Mais Bel-Argent se prit à sourire en fixant le nez de Corentin pétrifié par ce sourire. Bel-Argent, disons-nous, doucement, leva la main, et sur ce nez, décocha une chiquenaude. Et il dit:
– Je n’y crois pas!…
Le bon Jacquemin poussa un rugissement et s’élança. Mais déjà Bel-Argent, sur un ordre de Ponthus, s’empressait, et Corentin se mit à l’aider; en quelques instants, à eux deux, ils eurent rangé les tables le long des murs pour donner du champ aux deux adversaires.
Clother de Ponthus et Juan Tenorio prirent la garde et se mesurèrent d’un rapide coup d’œil.
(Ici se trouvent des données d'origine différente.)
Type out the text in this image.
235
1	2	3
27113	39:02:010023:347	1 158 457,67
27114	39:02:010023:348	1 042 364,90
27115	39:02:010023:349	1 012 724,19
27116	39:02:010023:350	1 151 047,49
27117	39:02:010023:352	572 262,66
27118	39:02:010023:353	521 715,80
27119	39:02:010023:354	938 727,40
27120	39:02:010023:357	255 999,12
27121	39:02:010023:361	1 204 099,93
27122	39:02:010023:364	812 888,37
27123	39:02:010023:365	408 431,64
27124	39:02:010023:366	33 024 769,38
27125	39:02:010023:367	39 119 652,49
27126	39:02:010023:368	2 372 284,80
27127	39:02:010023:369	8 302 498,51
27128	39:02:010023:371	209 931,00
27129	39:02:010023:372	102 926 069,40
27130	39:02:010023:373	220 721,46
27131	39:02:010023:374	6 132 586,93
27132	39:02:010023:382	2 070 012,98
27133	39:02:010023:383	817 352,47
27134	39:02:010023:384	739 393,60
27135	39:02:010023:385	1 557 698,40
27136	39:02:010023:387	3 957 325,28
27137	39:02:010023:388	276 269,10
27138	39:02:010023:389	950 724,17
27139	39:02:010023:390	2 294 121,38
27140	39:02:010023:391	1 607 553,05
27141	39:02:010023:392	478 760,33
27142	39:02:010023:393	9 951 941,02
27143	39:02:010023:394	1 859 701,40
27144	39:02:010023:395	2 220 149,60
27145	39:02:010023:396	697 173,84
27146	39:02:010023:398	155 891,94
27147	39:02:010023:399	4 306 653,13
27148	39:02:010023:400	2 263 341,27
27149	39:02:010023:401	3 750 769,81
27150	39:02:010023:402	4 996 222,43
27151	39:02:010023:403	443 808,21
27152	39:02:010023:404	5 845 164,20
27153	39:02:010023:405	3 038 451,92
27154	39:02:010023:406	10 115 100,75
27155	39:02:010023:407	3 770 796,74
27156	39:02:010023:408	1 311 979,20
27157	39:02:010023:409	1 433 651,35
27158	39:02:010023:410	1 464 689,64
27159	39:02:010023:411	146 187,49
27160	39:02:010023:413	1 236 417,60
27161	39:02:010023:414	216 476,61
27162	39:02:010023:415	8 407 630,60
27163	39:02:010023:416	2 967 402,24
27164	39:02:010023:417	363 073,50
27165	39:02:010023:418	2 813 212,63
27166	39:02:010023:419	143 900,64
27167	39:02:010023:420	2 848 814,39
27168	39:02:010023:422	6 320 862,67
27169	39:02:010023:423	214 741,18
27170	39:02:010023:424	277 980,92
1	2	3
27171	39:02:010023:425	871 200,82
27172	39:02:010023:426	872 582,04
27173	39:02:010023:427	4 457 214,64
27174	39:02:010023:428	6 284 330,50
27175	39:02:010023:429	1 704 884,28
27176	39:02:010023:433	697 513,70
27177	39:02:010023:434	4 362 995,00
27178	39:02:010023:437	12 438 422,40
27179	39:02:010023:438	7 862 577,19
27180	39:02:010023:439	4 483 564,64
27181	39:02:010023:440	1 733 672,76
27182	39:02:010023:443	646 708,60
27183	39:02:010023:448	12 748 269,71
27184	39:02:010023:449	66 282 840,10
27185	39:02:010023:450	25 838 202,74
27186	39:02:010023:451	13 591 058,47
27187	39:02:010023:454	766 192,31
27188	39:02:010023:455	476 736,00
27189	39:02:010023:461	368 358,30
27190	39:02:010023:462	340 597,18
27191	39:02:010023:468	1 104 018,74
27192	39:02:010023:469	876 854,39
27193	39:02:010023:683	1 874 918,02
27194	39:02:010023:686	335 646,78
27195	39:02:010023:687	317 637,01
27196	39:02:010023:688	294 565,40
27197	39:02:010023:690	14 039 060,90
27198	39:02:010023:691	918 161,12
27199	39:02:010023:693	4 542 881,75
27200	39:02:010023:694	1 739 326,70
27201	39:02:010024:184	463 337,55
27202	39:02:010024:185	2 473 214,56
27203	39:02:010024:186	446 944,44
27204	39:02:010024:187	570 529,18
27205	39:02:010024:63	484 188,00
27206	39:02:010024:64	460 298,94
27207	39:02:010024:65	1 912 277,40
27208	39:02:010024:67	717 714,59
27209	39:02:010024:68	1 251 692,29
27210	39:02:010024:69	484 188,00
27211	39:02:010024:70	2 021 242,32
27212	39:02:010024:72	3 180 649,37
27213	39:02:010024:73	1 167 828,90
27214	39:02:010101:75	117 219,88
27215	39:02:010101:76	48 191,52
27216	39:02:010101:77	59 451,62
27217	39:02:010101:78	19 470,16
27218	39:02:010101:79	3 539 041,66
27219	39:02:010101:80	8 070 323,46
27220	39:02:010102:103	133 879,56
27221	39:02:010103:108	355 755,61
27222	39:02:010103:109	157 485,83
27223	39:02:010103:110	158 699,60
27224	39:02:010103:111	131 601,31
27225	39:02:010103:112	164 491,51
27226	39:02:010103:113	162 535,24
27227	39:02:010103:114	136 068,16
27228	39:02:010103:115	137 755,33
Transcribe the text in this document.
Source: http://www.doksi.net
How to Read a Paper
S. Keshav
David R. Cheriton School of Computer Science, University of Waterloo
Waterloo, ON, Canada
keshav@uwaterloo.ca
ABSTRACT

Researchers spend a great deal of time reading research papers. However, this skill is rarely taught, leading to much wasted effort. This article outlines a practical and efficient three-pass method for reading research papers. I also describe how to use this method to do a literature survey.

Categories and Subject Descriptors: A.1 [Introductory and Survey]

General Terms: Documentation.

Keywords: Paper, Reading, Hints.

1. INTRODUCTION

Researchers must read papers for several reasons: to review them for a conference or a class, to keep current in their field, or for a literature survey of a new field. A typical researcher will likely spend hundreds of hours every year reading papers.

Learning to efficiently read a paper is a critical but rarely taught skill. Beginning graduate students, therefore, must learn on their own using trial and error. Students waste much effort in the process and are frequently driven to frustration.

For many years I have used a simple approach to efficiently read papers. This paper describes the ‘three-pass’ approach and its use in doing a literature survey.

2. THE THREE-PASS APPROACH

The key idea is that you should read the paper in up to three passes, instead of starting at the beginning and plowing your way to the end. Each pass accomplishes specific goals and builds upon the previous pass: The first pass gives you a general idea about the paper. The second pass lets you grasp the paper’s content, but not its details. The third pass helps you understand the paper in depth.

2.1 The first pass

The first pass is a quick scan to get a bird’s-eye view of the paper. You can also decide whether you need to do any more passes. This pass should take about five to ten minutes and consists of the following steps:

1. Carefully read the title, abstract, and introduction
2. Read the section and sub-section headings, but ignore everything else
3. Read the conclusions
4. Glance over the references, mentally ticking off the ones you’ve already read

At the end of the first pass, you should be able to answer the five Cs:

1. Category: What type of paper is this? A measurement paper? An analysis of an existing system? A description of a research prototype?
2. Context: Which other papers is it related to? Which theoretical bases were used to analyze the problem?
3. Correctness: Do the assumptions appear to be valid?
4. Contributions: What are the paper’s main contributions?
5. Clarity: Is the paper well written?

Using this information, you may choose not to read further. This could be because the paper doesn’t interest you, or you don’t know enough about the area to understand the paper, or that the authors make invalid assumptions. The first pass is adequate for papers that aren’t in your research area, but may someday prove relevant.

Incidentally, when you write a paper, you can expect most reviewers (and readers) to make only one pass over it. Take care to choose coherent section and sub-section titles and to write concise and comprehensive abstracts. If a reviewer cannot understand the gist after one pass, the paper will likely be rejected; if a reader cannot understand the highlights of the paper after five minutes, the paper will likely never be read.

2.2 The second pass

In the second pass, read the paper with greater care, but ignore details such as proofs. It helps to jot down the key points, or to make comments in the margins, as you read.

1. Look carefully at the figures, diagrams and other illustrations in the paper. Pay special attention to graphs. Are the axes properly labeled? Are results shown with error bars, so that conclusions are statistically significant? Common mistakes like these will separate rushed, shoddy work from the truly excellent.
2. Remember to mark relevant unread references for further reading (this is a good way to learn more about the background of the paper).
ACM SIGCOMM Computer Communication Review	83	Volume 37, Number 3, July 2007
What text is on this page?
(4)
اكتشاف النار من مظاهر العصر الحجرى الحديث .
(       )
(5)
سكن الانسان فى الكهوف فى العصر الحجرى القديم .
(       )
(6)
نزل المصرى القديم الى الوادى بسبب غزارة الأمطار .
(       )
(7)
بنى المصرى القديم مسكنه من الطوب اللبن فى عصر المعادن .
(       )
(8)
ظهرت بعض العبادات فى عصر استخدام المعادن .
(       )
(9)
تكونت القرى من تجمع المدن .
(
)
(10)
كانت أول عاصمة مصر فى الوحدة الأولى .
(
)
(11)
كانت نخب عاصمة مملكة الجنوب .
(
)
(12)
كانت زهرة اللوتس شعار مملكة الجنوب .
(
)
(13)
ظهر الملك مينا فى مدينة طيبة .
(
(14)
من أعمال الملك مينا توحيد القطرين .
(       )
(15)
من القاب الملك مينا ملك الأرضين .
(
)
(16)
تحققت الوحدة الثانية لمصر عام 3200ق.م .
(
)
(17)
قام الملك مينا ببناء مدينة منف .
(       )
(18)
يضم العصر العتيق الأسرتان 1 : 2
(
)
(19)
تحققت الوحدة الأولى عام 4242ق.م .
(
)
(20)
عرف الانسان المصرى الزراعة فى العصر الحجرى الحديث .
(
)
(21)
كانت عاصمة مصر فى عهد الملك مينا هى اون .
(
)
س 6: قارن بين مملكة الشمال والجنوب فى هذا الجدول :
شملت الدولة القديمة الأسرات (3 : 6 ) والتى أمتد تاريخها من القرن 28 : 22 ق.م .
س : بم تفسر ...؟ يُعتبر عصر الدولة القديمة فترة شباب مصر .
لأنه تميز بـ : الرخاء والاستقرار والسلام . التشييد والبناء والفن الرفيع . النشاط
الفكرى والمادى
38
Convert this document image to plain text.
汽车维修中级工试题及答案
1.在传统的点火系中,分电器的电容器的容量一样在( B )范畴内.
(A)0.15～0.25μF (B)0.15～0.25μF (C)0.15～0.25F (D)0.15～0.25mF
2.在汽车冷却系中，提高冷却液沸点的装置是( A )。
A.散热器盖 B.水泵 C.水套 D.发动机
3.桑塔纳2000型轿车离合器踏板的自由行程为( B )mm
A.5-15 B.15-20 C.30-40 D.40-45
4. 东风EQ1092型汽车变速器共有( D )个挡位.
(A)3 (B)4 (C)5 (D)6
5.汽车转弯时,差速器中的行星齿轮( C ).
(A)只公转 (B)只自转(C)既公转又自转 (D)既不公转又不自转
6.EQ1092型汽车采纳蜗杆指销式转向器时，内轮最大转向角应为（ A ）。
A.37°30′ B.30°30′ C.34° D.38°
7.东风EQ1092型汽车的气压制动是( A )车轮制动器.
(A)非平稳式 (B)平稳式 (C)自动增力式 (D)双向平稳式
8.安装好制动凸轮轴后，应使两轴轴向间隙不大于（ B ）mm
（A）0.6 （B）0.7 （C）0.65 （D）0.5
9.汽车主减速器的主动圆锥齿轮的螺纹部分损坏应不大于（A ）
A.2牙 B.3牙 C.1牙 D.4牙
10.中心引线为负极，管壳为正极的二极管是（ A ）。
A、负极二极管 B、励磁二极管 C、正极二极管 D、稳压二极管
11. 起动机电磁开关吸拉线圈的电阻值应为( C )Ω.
Les deux fers se froissèrent… l’attaque allait se produire… une porte s’ouvrit.
Une femme entra…
Une femme voilée de noir, qui s’avança, pareille à quelque sombre évocation de la douleur.
Don Juan laissa tomber son épée, qui résonna tristement sur les dalles, et il demeura immobile, frappé de stupeur. Ponthus, alors remit sa rapière au fourreau, et profondément, devant ce deuil qui venait à lui, s’inclina. L’apparition s’arrêta à deux pas et dit:
– Monsieur, vous ne tuerez pas don Juan Tenorio…
Avec l’infinie rapidité de l’imagination, Ponthus repoussa les pensées qui l’assaillaient, pour s’arrêter à l’hypothèse qu’il avait devant lui une amante qui tremblait pour la vie de l’homme aimé. Il eut un vague geste de respect qui ne voulait rien promettre.